Real-Time Adaptive Controls for Resilient Distributed Systems

Thursday, December 08, 2022 - 1:20 pm2:20 pm AEDT

Praveen Yedidi, CrowdStrike


Modern services are equipped with hundreds of tunables. There are a lot of these tunables such as worker pool sizes, autoscaling policies, throttlers and circuit breakers that directly effect the service resilience. Finding ideal initial values for these tunables requires deep technical expertise. Also, these workloads change over time, requiring regular effort to re-tune stale parameters. As a consequence, configuration errors have become a source of operational toil and one of the major causes of overload, cascading service and system failures across the industry. Services should aim to expose a minimal configuration surface by dynamically adjusting parameters based on observations. Praveen will provide a deep-dive into how CrowdStrike is using real-time Adaptive Controls(inspired from TCP congestion control) to dynamically tune these parameters for improved resiliency using real-time sampling of errors and latencies, removing the need for periodic adjustment. He will also discuss lessons learned deploying the feature to CrowdStrike's massive production systems that handles multiple trillions of events per day without causing any incidents.

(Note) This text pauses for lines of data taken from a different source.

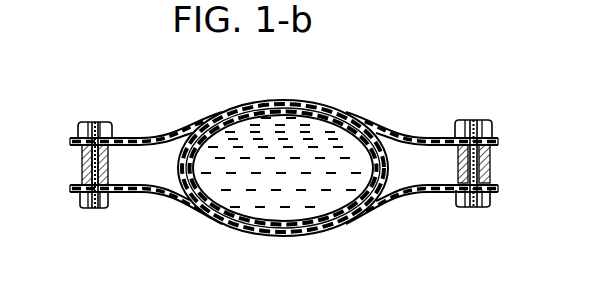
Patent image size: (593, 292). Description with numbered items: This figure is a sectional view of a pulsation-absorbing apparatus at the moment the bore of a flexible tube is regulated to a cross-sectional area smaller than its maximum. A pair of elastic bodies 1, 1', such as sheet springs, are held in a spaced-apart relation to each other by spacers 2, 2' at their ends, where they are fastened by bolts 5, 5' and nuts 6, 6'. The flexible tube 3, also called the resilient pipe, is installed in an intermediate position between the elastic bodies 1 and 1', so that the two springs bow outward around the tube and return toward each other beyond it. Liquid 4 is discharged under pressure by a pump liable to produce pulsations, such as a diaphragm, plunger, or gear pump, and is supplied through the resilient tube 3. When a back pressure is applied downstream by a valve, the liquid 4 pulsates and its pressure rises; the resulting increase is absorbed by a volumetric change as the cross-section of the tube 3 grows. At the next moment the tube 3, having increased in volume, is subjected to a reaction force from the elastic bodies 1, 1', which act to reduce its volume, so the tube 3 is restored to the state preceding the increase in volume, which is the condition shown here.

The elastic body 1 is at (284, 109).
The elastic body 1' is at (284, 229).
The spacer 2 is at (69, 165).
The spacer 2' is at (498, 163).
The flexible tube 3 is at (388, 170).
The liquid 4 is at (178, 170).
The bolt 5 is at (106, 108).
The bolt 5' is at (489, 105).
The nut 6 is at (75, 215).
The nut 6' is at (490, 216).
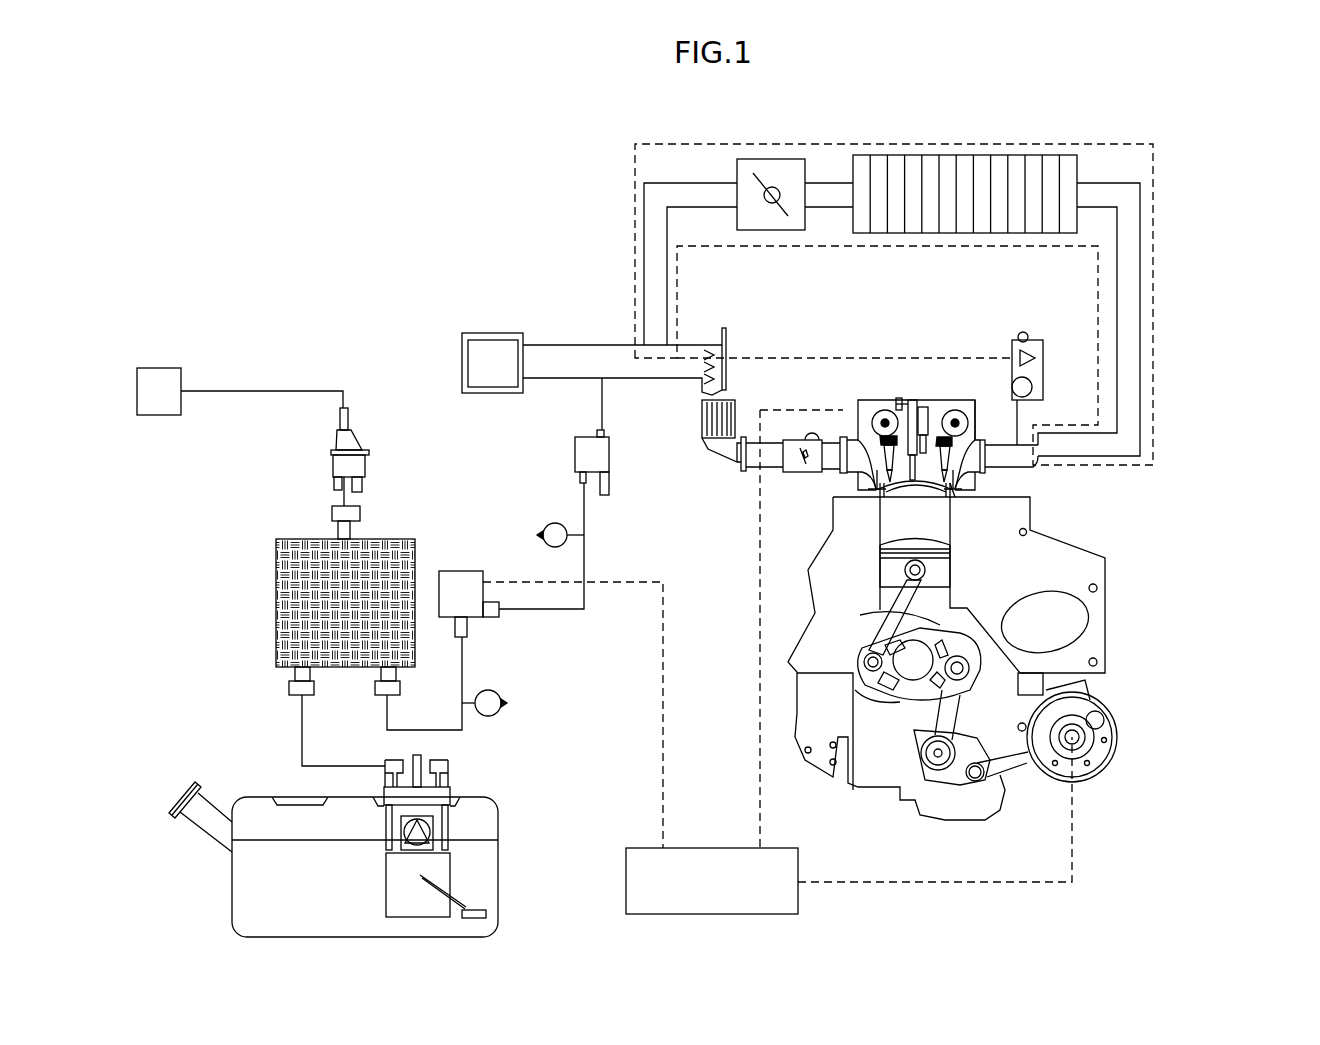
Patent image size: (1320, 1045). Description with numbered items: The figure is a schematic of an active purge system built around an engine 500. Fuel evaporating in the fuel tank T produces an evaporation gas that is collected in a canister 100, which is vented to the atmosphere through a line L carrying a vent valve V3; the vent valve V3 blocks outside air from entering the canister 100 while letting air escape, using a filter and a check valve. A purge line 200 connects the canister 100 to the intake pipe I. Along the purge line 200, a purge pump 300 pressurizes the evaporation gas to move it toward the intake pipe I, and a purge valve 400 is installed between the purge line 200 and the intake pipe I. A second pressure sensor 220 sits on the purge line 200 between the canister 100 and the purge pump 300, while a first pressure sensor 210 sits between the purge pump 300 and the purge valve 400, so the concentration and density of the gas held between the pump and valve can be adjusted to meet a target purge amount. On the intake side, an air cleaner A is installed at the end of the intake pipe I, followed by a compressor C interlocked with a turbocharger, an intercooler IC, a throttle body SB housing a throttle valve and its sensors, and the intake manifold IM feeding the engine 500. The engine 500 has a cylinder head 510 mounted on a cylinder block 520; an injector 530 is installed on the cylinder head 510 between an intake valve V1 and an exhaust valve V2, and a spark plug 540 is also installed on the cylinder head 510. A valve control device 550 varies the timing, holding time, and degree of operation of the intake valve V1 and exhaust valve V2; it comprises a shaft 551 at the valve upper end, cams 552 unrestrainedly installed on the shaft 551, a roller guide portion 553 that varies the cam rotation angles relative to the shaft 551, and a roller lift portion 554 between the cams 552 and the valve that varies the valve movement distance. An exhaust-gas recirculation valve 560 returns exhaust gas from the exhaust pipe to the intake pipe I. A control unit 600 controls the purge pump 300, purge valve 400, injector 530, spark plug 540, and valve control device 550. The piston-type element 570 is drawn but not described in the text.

The line L is at (262, 390).
The vent valve V3 is at (333, 463).
The canister 100 is at (280, 607).
The purge line 200 is at (513, 609).
The purge pump 300 is at (460, 570).
The purge valve 400 is at (578, 453).
The first pressure sensor 210 is at (557, 533).
The second pressure sensor 220 is at (491, 708).
The fuel tank T is at (498, 880).
The air cleaner A is at (493, 357).
The intake pipe I is at (617, 358).
The compressor C is at (720, 343).
The intercooler IC is at (703, 420).
The throttle body SB is at (795, 456).
The intake manifold IM is at (865, 457).
The cams 552 is at (872, 410).
The roller guide portion 553 is at (895, 398).
The valve control device 550 is at (905, 385).
The roller lift portion 554 is at (926, 408).
The shaft 551 is at (949, 412).
The intake valve V1 is at (880, 482).
The exhaust valve V2 is at (982, 480).
The exhaust-gas recirculation (EGR) valve 560 is at (1153, 298).
The cylinder head 510 is at (982, 432).
The engine 500 is at (1017, 650).
The cylinder block 520 is at (1045, 575).
The injector 530 is at (903, 498).
The spark plug 540 is at (930, 482).
The piston 570 is at (888, 567).
The control unit 600 is at (725, 848).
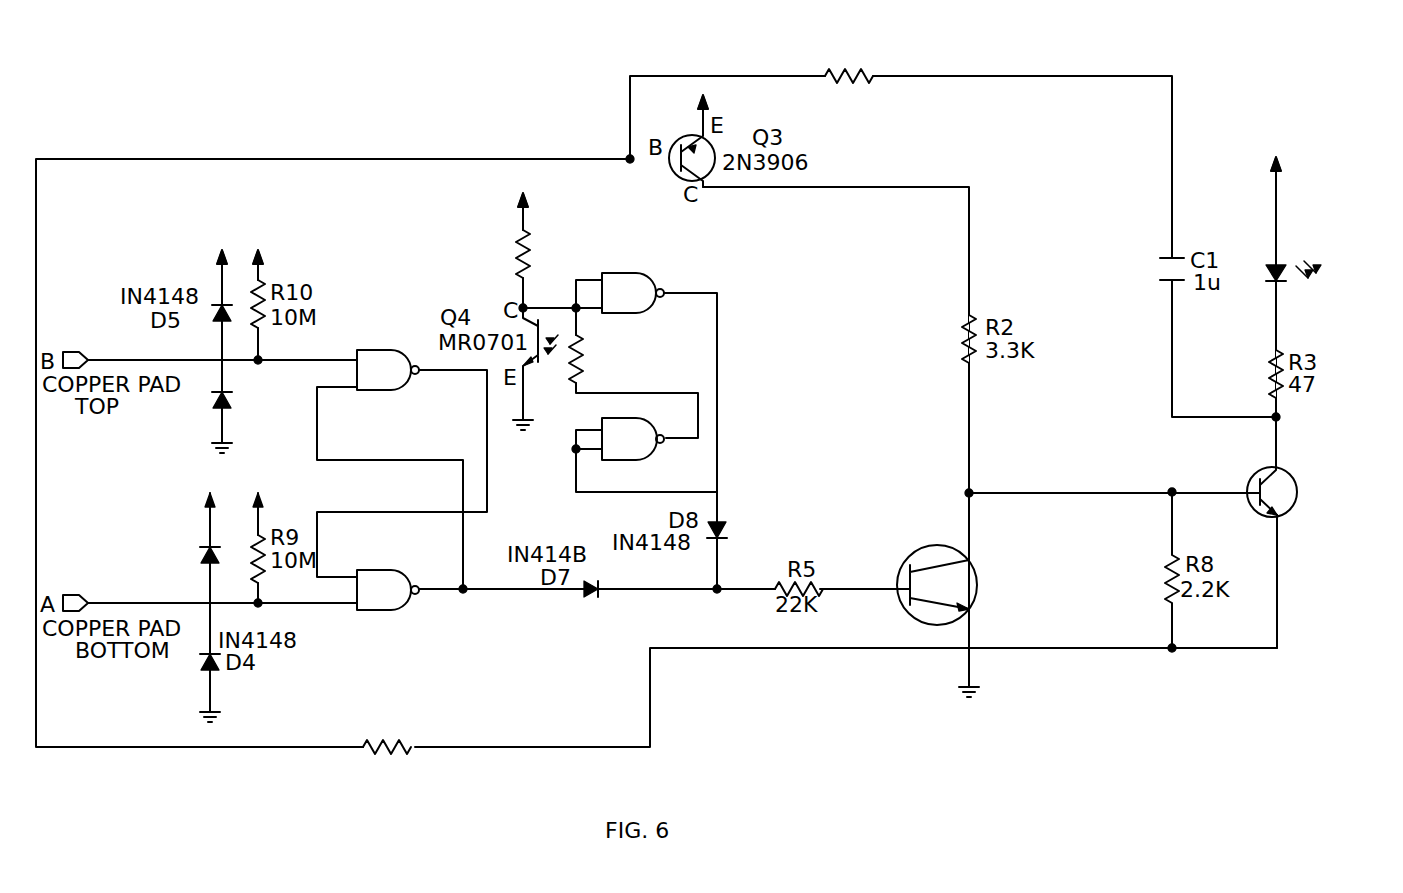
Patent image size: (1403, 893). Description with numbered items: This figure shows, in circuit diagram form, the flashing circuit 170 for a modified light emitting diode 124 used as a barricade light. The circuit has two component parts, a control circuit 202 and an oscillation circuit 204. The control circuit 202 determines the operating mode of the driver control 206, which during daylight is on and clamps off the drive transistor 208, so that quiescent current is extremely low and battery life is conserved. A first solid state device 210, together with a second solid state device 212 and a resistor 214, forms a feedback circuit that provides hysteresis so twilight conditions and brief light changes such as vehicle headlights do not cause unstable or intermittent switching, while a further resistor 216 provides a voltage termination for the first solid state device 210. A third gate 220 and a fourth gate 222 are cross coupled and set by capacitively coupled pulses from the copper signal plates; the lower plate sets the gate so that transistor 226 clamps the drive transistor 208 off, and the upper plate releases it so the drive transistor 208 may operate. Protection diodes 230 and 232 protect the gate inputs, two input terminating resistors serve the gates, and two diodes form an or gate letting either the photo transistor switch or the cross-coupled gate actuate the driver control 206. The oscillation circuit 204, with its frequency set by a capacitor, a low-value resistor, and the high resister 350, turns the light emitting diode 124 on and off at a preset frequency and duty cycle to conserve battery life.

The high resister 350 is at (879, 66).
The first solid state device 210 is at (644, 273).
The resistor 216 is at (513, 252).
The resistor 214 is at (627, 358).
The second solid state device 212 is at (601, 410).
The third gate 220 is at (394, 347).
The fourth gate 222 is at (373, 570).
The protection diode 232 is at (247, 415).
The protection diode 230 is at (97, 557).
The transistor 226 is at (957, 549).
The driver control 206 is at (1068, 574).
The oscillation circuit 204 is at (947, 662).
The control circuit 202 is at (250, 757).
The flashing circuit 170 is at (1049, 727).
The light emitting diode 124 is at (1303, 296).
The drive transistor 208 is at (1306, 525).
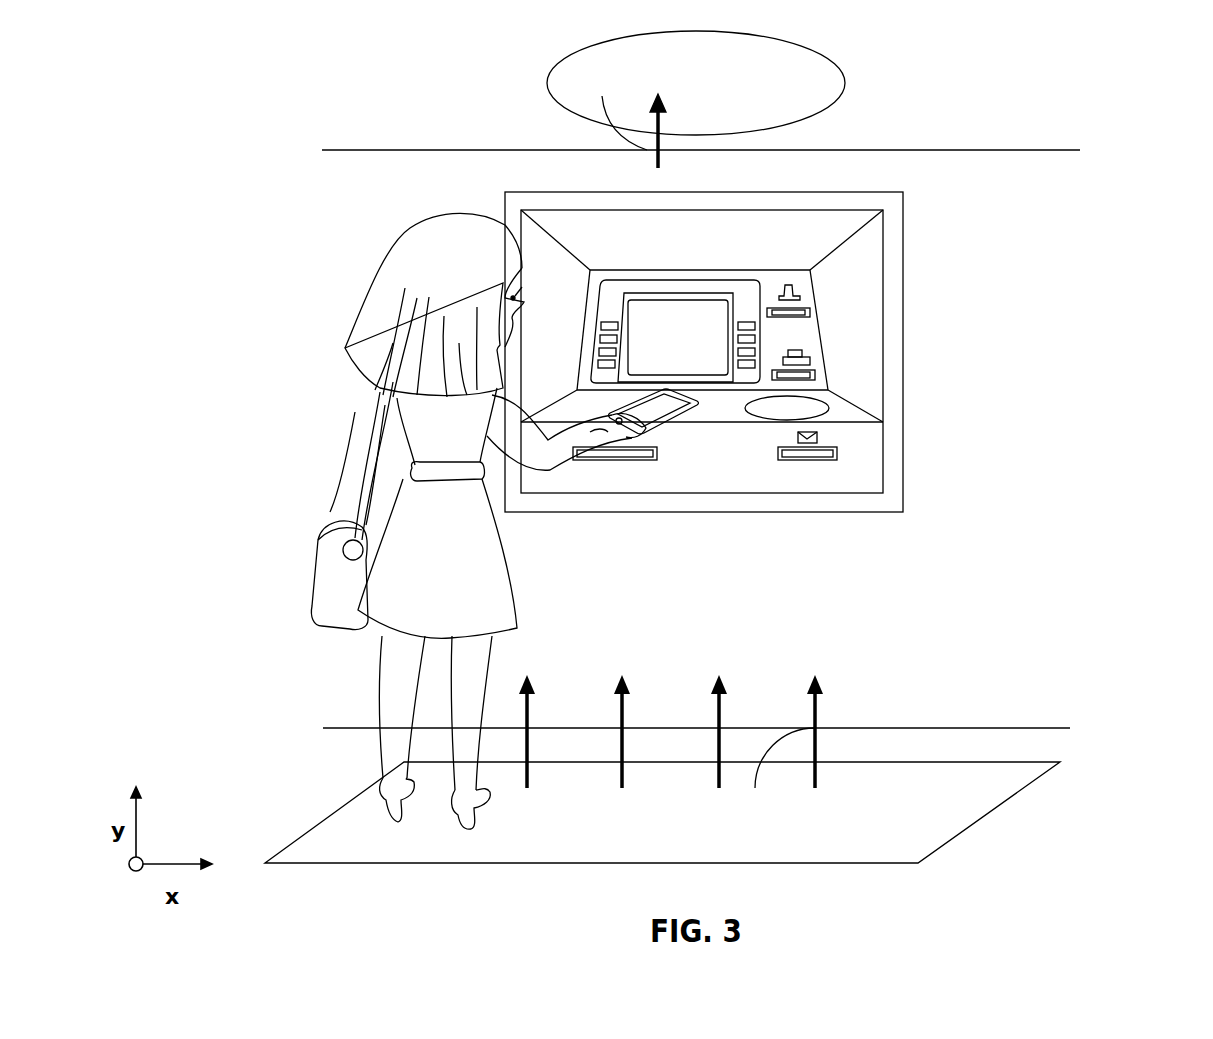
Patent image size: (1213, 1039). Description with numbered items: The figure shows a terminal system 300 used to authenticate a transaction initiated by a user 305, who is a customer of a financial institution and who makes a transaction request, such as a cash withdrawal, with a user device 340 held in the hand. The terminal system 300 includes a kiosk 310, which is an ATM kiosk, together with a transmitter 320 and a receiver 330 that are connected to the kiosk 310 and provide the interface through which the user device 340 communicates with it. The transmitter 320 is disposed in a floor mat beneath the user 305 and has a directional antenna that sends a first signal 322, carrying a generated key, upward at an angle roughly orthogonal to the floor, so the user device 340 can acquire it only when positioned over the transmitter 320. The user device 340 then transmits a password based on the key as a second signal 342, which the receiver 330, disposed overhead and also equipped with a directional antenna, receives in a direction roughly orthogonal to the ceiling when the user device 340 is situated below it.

The terminal system 300 is at (1196, 44).
The user 305 is at (355, 413).
The kiosk 310 is at (903, 248).
The transmitter 320 is at (1060, 762).
The first signal 322 is at (815, 712).
The receiver 330 is at (845, 80).
The user device 340 is at (657, 450).
The second signal 342 is at (670, 150).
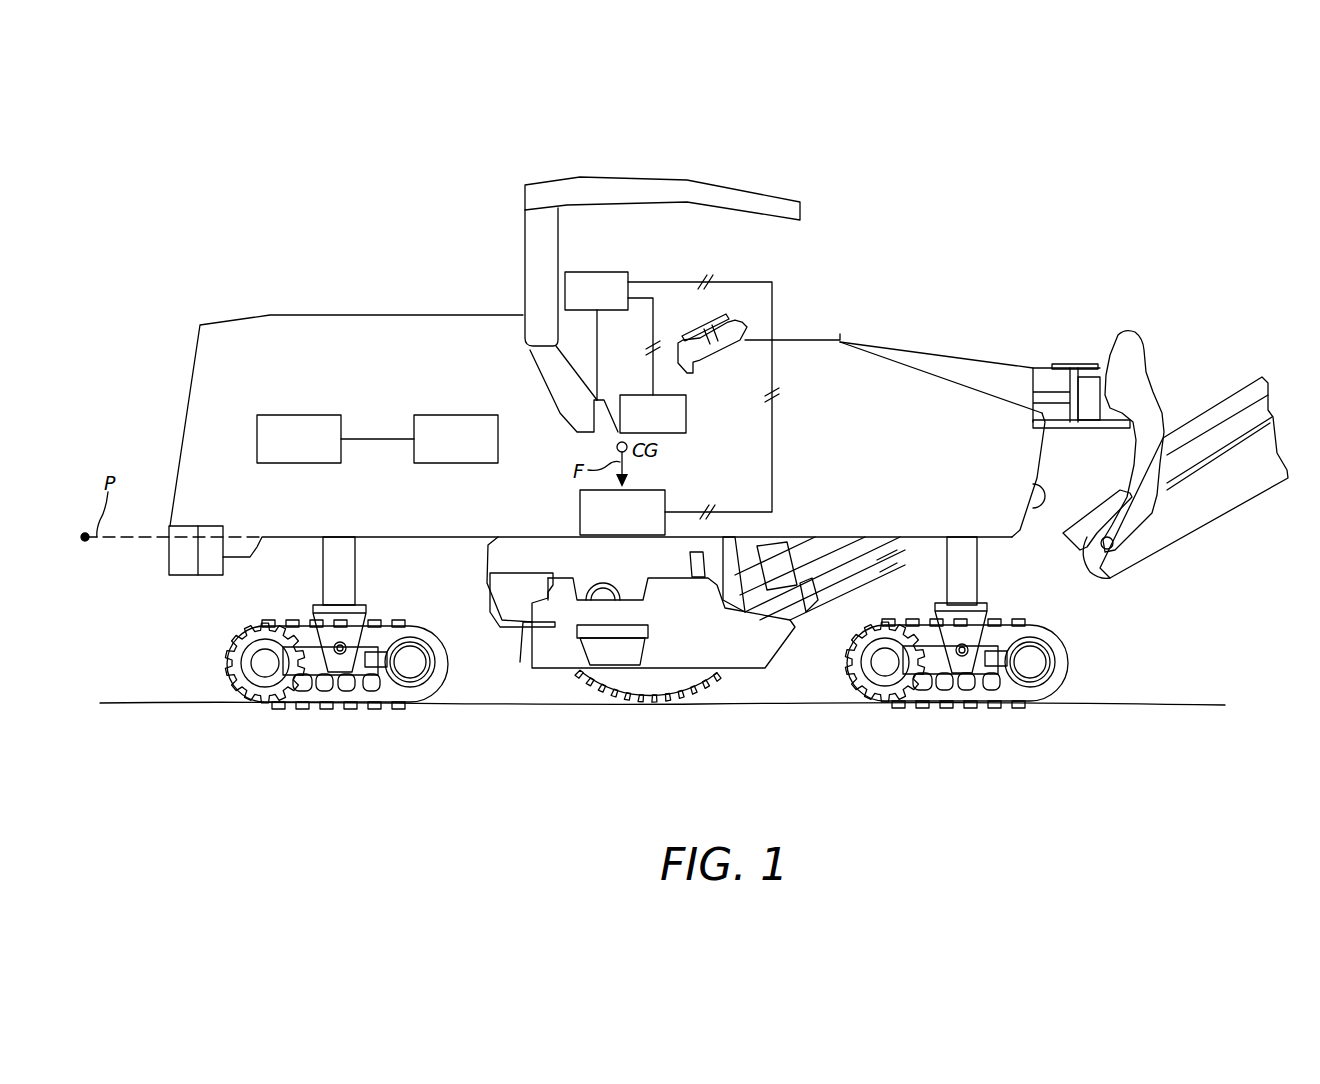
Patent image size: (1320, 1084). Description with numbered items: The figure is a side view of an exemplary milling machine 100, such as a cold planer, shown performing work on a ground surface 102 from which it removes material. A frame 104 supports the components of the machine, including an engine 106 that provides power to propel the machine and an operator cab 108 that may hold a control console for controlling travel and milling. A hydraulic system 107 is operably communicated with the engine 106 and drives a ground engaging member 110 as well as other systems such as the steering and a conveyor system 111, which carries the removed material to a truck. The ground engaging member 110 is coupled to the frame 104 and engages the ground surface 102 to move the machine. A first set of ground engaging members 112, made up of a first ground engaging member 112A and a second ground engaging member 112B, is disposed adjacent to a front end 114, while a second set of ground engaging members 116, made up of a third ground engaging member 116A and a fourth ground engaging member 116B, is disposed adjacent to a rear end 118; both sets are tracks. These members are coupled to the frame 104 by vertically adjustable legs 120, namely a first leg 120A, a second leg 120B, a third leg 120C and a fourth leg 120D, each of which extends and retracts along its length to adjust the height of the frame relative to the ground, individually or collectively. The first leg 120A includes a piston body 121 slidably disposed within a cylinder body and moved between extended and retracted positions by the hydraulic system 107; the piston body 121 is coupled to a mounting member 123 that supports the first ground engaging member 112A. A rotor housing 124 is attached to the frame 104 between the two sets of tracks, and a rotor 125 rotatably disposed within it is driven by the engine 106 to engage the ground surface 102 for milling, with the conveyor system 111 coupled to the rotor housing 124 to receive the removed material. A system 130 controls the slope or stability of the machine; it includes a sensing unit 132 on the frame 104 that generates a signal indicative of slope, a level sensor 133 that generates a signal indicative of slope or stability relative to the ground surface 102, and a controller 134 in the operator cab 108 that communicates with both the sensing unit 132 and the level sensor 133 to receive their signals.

Distributed systems developer and Engineering Manager with experience in mentoring, facilitating and leading teams offering a decade of experience in Large Scale cloud-native application and tooling development. Possessing excellent analytical skills summed up with strong knowledge in Go, JavaScript, Kubernetes, AWS, Terraform, Vault, Consul, Service Meshes, Observability and monitoring tools. Active open source contributor and contributed to projects like Kubernetes, gvisor, grafana, terraform, firecracker-containerd.